Author: Worcester, Thomas
Date published: March 1, 2013
THE CASE OF GALILEO: A CLOSED QUESTION? By Annibale Fantoli. Translated from the Italian by George V. Coyne, SJ. Notre Dame, IN: University of Notre Dame, 2012. Pp. xii -I- 272. $28.
In 1979 Pope John Paul II established a commission to reexamine the Galileo affair. This is the starting point and in many ways the end point of this study. Fantoli, already well-published on Galileo (1564-1642), traces both the complexities of Galileo's dealings with and condemnation by the Catholic Church of his day, and the successes and failures of more recent papal efforts to finally move beyond what for most people today remains a notorious case of religion attempting to stifle scientific progress.
F. highlights very well the ways early 17th-century resistance to Copernicanism or to a heliocentric understanding of the universe was grounded above all in veneration of some ancient texts viewed as authoritative if not altogether definitive. These were certain works of Aristotle and certain verses in the Bible. Central to the debate was the question of which mattered more: antiquity's time-honored texts or new knowledge made available through empirical methods dependent on new technologies such as the telescope? In the early 1600s, was the Renaissance veneration of ancient texts ready to make way for the scientific revolution and its experimental and observational way of proceeding?
The Jesuit role in Galileo's travails, F. shows, was a quite varied one, depending on which Jesuit one is talking about, and at which stage of events. At one end of the spectrum of attitudes toward Galileo was Christopher Clavius, S.J. (1537-1612), mathematician and chief architect of the Gregorian calendar, who was a friend and supporter of Galileo. At the opposite end of the spectrum were several very conservative Jesuits eager to uphold traditional cosmological views. Cardinal Robert Bellarmine, SX (1542-1621), seems to have fallen somewhere in the middle, though he played a central role in notifying Galileo of the 1616 decision of Pope Paul V, published by the Sacred Congregation of the Index, stating that heliocentrism is contrary to Scripture and therefore must not be defended or held, though it could continue to be discussed as "a purely mathematical hypothesis" (138).
F. shows Pope Urban VIII (reign 1623-1644) to have been somewhat skeptical about the possibility of human science ever deciphering how the universe worked. Yet Urban was initially quite favorable to Galileo, even if he eventually turned against him when the latter went beyond a mere hypothesis in support of a Copernican view of the universe. F. shows clearly how Galileo's 1632 Dialogue Concerning the Two Chief World Systems was perceived by many in Rome not only to flout the restriction regarding a mathematical hypothesis but also to mock the pope. In this dialogue of three individuals, Simplicius, the spokesman for a traditional Aristotelian-Ptolemaic view, was portrayed as a kind of simpleton "who believes blindly in a natural philosophy no longer supportable" (152) and advances the weakest of arguments. Urban VIII judged Galileo to have both broken his promises and, worse, used Simplicius as a thinly veiled stand-in for Urban himself. Urban deeply resented what he saw as personal betrayal by a recipient of papal patronage - indeed not only a betrayal but also "an infraction against the fundamental rule of patronage and it would never be pardoned" (198). Thus the pope became an implacable opponent of Galileo, and soon the wheels were set in motion for his trial before the Roman Inquisition. Galileo's condemnation may thus have resulted as much or more from papal pique as from any defense of the authority of antiquity in matters cosmologica!, or from any conflict between science and religion.

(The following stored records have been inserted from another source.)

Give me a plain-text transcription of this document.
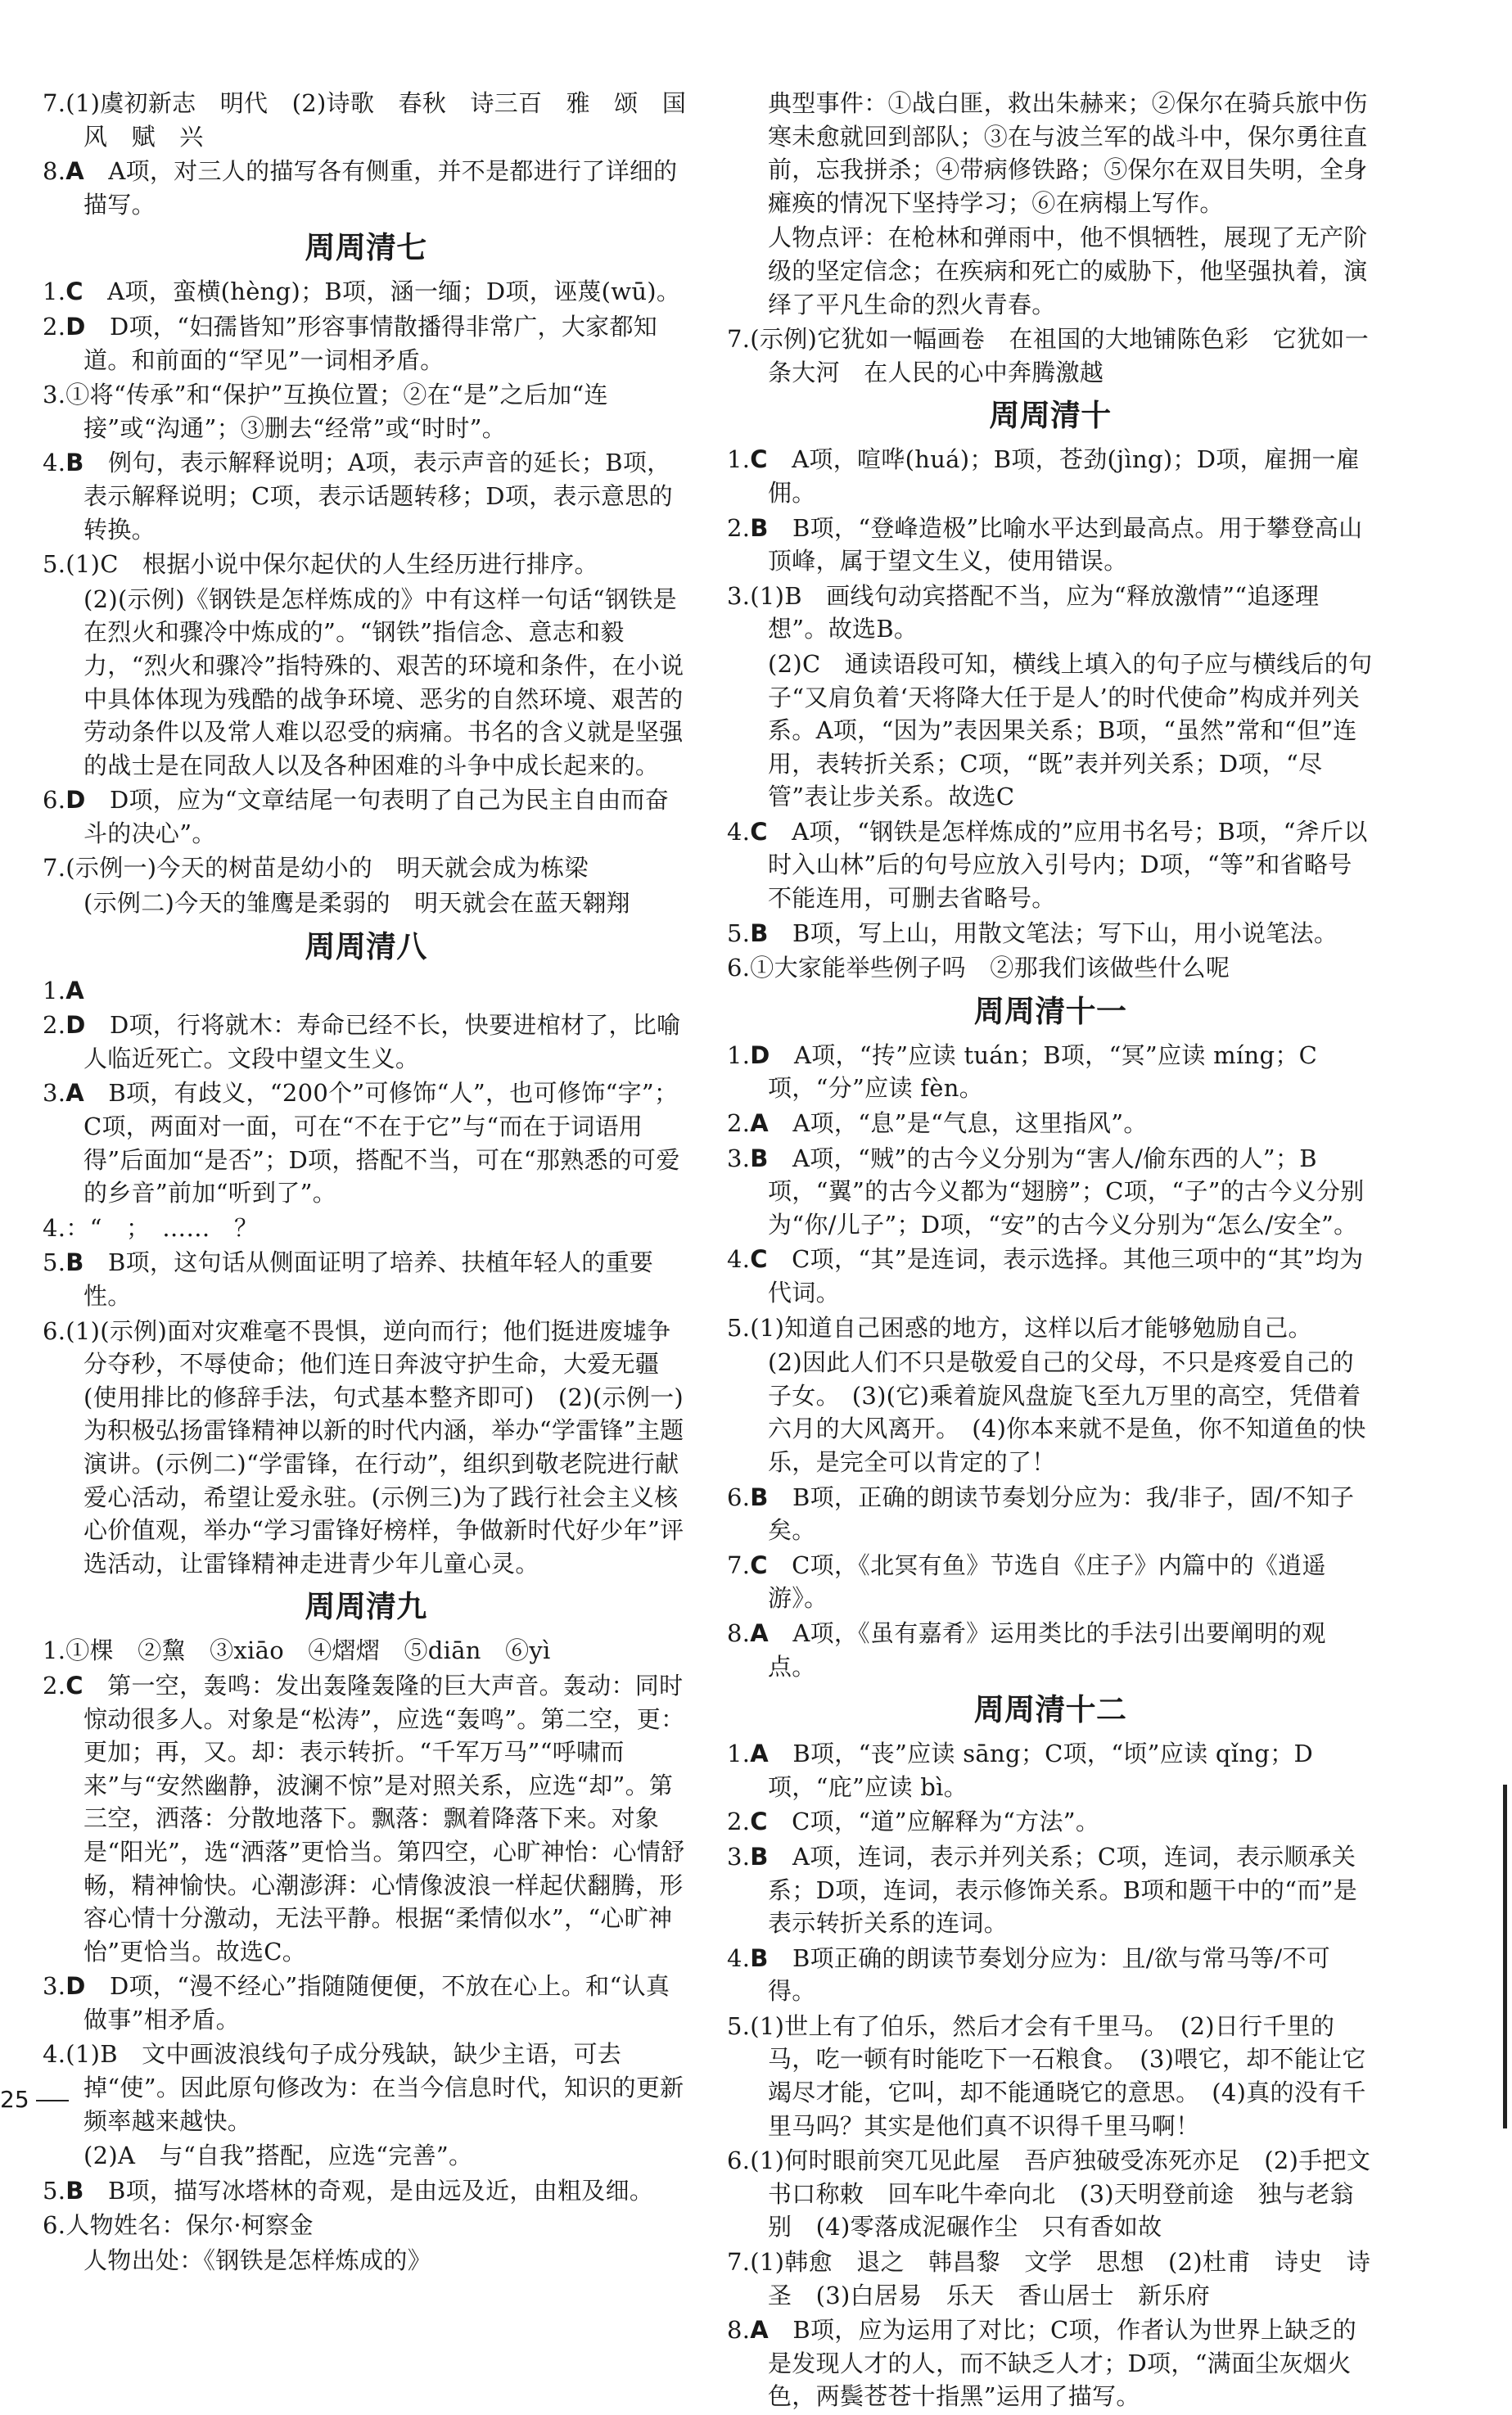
7.(1)虞初新志　明代　(2)诗歌　春秋　诗三百　雅　颂　国风　赋　兴
8.A　A项，对三人的描写各有侧重，并不是都进行了详细的描写。
周周清七
1.C　A项，蛮横(hèng)；B项，涵一缅；D项，诬蔑(wū)。
2.D　D项，“妇孺皆知”形容事情散播得非常广，大家都知道。和前面的“罕见”一词相矛盾。
3.①将“传承”和“保护”互换位置；②在“是”之后加“连接”或“沟通”；③删去“经常”或“时时”。
4.B　例句，表示解释说明；A项，表示声音的延长；B项，表示解释说明；C项，表示话题转移；D项，表示意思的转换。
5.(1)C　根据小说中保尔起伏的人生经历进行排序。
(2)(示例)《钢铁是怎样炼成的》中有这样一句话“钢铁是在烈火和骤冷中炼成的”。“钢铁”指信念、意志和毅力，“烈火和骤冷”指特殊的、艰苦的环境和条件，在小说中具体体现为残酷的战争环境、恶劣的自然环境、艰苦的劳动条件以及常人难以忍受的病痛。书名的含义就是坚强的战士是在同敌人以及各种困难的斗争中成长起来的。
6.D　D项，应为“文章结尾一句表明了自己为民主自由而奋斗的决心”。
7.(示例一)今天的树苗是幼小的　明天就会成为栋梁
(示例二)今天的雏鹰是柔弱的　明天就会在蓝天翱翔
周周清八
1.A
2.D　D项，行将就木：寿命已经不长，快要进棺材了，比喻人临近死亡。文段中望文生义。
3.A　B项，有歧义，“200个”可修饰“人”，也可修饰“字”；C项，两面对一面，可在“不在于它”与“而在于词语用得”后面加“是否”；D项，搭配不当，可在“那熟悉的可爱的乡音”前加“听到了”。
4.：“　；　……　？
5.B　B项，这句话从侧面证明了培养、扶植年轻人的重要性。
6.(1)(示例)面对灾难毫不畏惧，逆向而行；他们挺进废墟争分夺秒，不辱使命；他们连日奔波守护生命，大爱无疆(使用排比的修辞手法，句式基本整齐即可)　(2)(示例一)为积极弘扬雷锋精神以新的时代内涵，举办“学雷锋”主题演讲。(示例二)“学雷锋，在行动”，组织到敬老院进行献爱心活动，希望让爱永驻。(示例三)为了践行社会主义核心价值观，举办“学习雷锋好榜样，争做新时代好少年”评选活动，让雷锋精神走进青少年儿童心灵。
周周清九
1.①棵　②黧　③xiāo　④熠熠　⑤diān　⑥yì
2.C　第一空，轰鸣：发出轰隆轰隆的巨大声音。轰动：同时惊动很多人。对象是“松涛”，应选“轰鸣”。第二空，更：更加；再，又。却：表示转折。“千军万马”“呼啸而来”与“安然幽静，波澜不惊”是对照关系，应选“却”。第三空，洒落：分散地落下。飘落：飘着降落下来。对象是“阳光”，选“洒落”更恰当。第四空，心旷神怡：心情舒畅，精神愉快。心潮澎湃：心情像波浪一样起伏翻腾，形容心情十分激动，无法平静。根据“柔情似水”，“心旷神怡”更恰当。故选C。
3.D　D项，“漫不经心”指随随便便，不放在心上。和“认真做事”相矛盾。
4.(1)B　文中画波浪线句子成分残缺，缺少主语，可去掉“使”。因此原句修改为：在当今信息时代，知识的更新频率越来越快。
(2)A　与“自我”搭配，应选“完善”。
5.B　B项，描写冰塔林的奇观，是由远及近，由粗及细。
6.人物姓名：保尔·柯察金
人物出处：《钢铁是怎样炼成的》
典型事件：①战白匪，救出朱赫来；②保尔在骑兵旅中伤寒未愈就回到部队；③在与波兰军的战斗中，保尔勇往直前，忘我拼杀；④带病修铁路；⑤保尔在双目失明，全身瘫痪的情况下坚持学习；⑥在病榻上写作。
人物点评：在枪林和弹雨中，他不惧牺牲，展现了无产阶级的坚定信念；在疾病和死亡的威胁下，他坚强执着，演绎了平凡生命的烈火青春。
7.(示例)它犹如一幅画卷　在祖国的大地铺陈色彩　它犹如一条大河　在人民的心中奔腾激越
周周清十
1.C　A项，喧哗(huá)；B项，苍劲(jìng)；D项，雇拥一雇佣。
2.B　B项，“登峰造极”比喻水平达到最高点。用于攀登高山顶峰，属于望文生义，使用错误。
3.(1)B　画线句动宾搭配不当，应为“释放激情”“追逐理想”。故选B。
(2)C　通读语段可知，横线上填入的句子应与横线后的句子“又肩负着‘天将降大任于是人’的时代使命”构成并列关系。A项，“因为”表因果关系；B项，“虽然”常和“但”连用，表转折关系；C项，“既”表并列关系；D项，“尽管”表让步关系。故选C
4.C　A项，“钢铁是怎样炼成的”应用书名号；B项，“斧斤以时入山林”后的句号应放入引号内；D项，“等”和省略号不能连用，可删去省略号。
5.B　B项，写上山，用散文笔法；写下山，用小说笔法。
6.①大家能举些例子吗　②那我们该做些什么呢
周周清十一
1.D　A项，“抟”应读 tuán；B项，“冥”应读 míng；C项，“分”应读 fèn。
2.A　A项，“息”是“气息，这里指风”。
3.B　A项，“贼”的古今义分别为“害人/偷东西的人”；B项，“翼”的古今义都为“翅膀”；C项，“子”的古今义分别为“你/儿子”；D项，“安”的古今义分别为“怎么/安全”。
4.C　C项，“其”是连词，表示选择。其他三项中的“其”均为代词。
5.(1)知道自己困惑的地方，这样以后才能够勉励自己。
(2)因此人们不只是敬爱自己的父母，不只是疼爱自己的子女。　(3)(它)乘着旋风盘旋飞至九万里的高空，凭借着六月的大风离开。　(4)你本来就不是鱼，你不知道鱼的快乐，是完全可以肯定的了！
6.B　B项，正确的朗读节奏划分应为：我/非子，固/不知子矣。
7.C　C项，《北冥有鱼》节选自《庄子》内篇中的《逍遥游》。
8.A　A项，《虽有嘉肴》运用类比的手法引出要阐明的观点。
周周清十二
1.A　B项，“丧”应读 sāng；C项，“顷”应读 qǐng；D项，“庇”应读 bì。
2.C　C项，“道”应解释为“方法”。
3.B　A项，连词，表示并列关系；C项，连词，表示顺承关系；D项，连词，表示修饰关系。B项和题干中的“而”是表示转折关系的连词。
4.B　B项正确的朗读节奏划分应为：且/欲与常马等/不可得。
5.(1)世上有了伯乐，然后才会有千里马。　(2)日行千里的马，吃一顿有时能吃下一石粮食。　(3)喂它，却不能让它竭尽才能，它叫，却不能通晓它的意思。　(4)真的没有千里马吗？其实是他们真不识得千里马啊！
6.(1)何时眼前突兀见此屋　吾庐独破受冻死亦足　(2)手把文书口称敕　回车叱牛牵向北　(3)天明登前途　独与老翁别　(4)零落成泥碾作尘　只有香如故
7.(1)韩愈　退之　韩昌黎　文学　思想　(2)杜甫　诗史　诗圣　(3)白居易　乐天　香山居士　新乐府
8.A　B项，应为运用了对比；C项，作者认为世界上缺乏的是发现人才的人，而不缺乏人才；D项，“满面尘灰烟火色，两鬓苍苍十指黑”运用了描写。
25
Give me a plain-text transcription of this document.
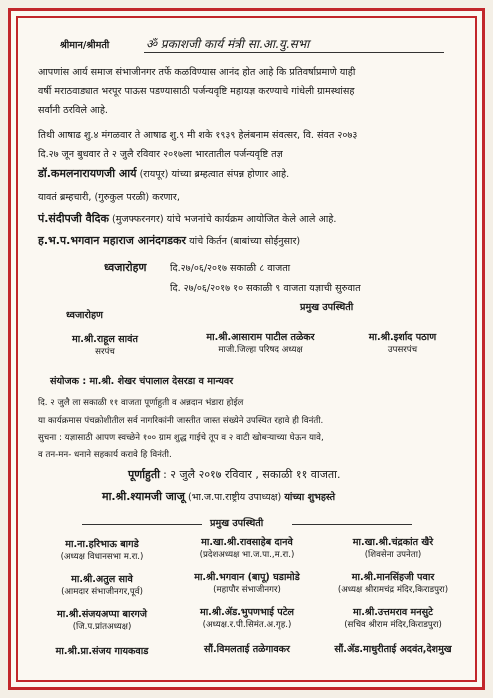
श्रीमान/श्रीमती	ॐ प्रकाशजी कार्य मंत्री सा.आ.यु.सभा
आपणांस आर्य समाज संभाजीनगर तर्फे कळविण्यास आनंद होत आहे कि प्रतिवर्षाप्रमाणे याही
वर्षी मराठवाड्यात भरपूर पाऊस पडण्यासाठी पर्जन्यवृष्टि महायज्ञ करण्याचे गांधेली ग्रामस्थांसह
सर्वांनी ठरविले आहे.
तिथी आषाढ शु.४ मंगळवार ते आषाढ शु.९ मी शके १९३९ हेलंबनाम संवत्सर, वि. संवत २०७३
दि.२७ जून बुधवार ते २ जुलै रविवार २०१७ला भारतातील पर्जन्यवृष्टि तज्ञ
डॉ.कमलनारायणजी आर्य (रायपूर) यांच्या ब्रम्हत्वात संपन्न होणार आहे.
यावतं ब्रम्हचारी, (गुरुकुल परळी) करणार,
पं.संदीपजी वैदिक (मुजफ्फरनगर) यांचे भजनांचे कार्यक्रम आयोजित केले आले आहे.
ह.भ.प.भगवान महाराज आनंदगडकर यांचे किर्तन (बाबांच्या सोईनुसार)
ध्वजारोहण दि.२७/०६/२०१७ सकाळी ८ वाजता
दि. २७/०६/२०१७ १० सकाळी ९ वाजता यज्ञाची सुरुवात
ध्वजारोहण
प्रमुख उपस्थिती
मा.श्री.राहूल सावंत
सरपंच
मा.श्री.आसाराम पाटील तळेकर
माजी.जिल्हा परिषद अध्यक्ष
मा.श्री.इर्शाद पठाण
उपसरपंच
संयोजक : मा.श्री. शेखर चंपालाल देसरडा व मान्यवर
दि. २ जुलै ला सकाळी ११ वाजता पूर्णाहुती व अन्नदान भंडारा होईल
या कार्यक्रमास पंचक्रोशीतील सर्व नागरिकांनी जास्तीत जास्त संख्येने उपस्थित रहावे ही विनंती.
सुचना : यज्ञासाठी आपण स्वच्छेने १०० ग्राम शुद्ध गाईचे तूप व २ वाटी खोबऱ्याच्या घेऊन यावे,
व तन-मन- धनाने सहकार्य करावे हि विनंती.
पूर्णाहुती : २ जुलै २०१७ रविवार , सकाळी ११ वाजता.
मा.श्री.श्यामजी जाजू (भा.ज.पा.राष्ट्रीय उपाध्यक्ष) यांच्या शुभहस्ते
प्रमुख उपस्थिती
मा.ना.हरिभाऊ बागडे
(अध्यक्ष विधानसभा म.रा.)
मा.खा.श्री.रावसाहेब दानवे
(प्रदेशअध्यक्ष भा.ज.पा.,म.रा.)
मा.खा.श्री.चंद्रकांत खैरे
(शिवसेना उपनेता)
मा.श्री.अतुल सावे
(आमदार संभाजीनगर,पूर्व)
मा.श्री.भगवान (बापू) घडामोडे
(महापौर संभाजीनगर)
मा.श्री.मानसिंहजी पवार
(अध्यक्ष श्रीरामचंद्र मंदिर,किराडपुरा)
मा.श्री.संजयअप्पा बारगजे
(जि.प.प्रांतअध्यक्ष)
मा.श्री.ॲड.भुपणभाई पटेल
(अध्यक्ष.र.पी.सिमंत.अ.गृह.)
मा.श्री.उत्तमराव मनसुटे
(सचिव श्रीराम मंदिर,किराडपुरा)
मा.श्री.प्रा.संजय गायकवाड	सौं.विमलताई तळेगावकर	सौं.ॲड.माधुरीताई अदवंत,देशमुख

F. demonstrates that despite the many cardinals and various papal bureaucrats and other persons involved in the Galileo case, Paul V and Urban VIII bear personal responsibility for its outcome in 1616 and in 1633 respectively. But F. also argues that John Paul IPs desire to acknowledge that Galileo's condemnation was a mistake, and thus in some sense close the case, was frustrated by other Vatican authorities who made a muddle of the honesty and clarity the pope desired. Cardinal Paul Poupard, on F.'s account, seems to have played a major role in such a muddling. Though books on the Galileo case are extraordinarily abundant, this volume merits attention both by historians and by anyone concerned with how papal bureaucracy may be functional and/or dysfunctional.
College of the Holy Cross, Worcester, MA THOMAS WORCESTER, S.J.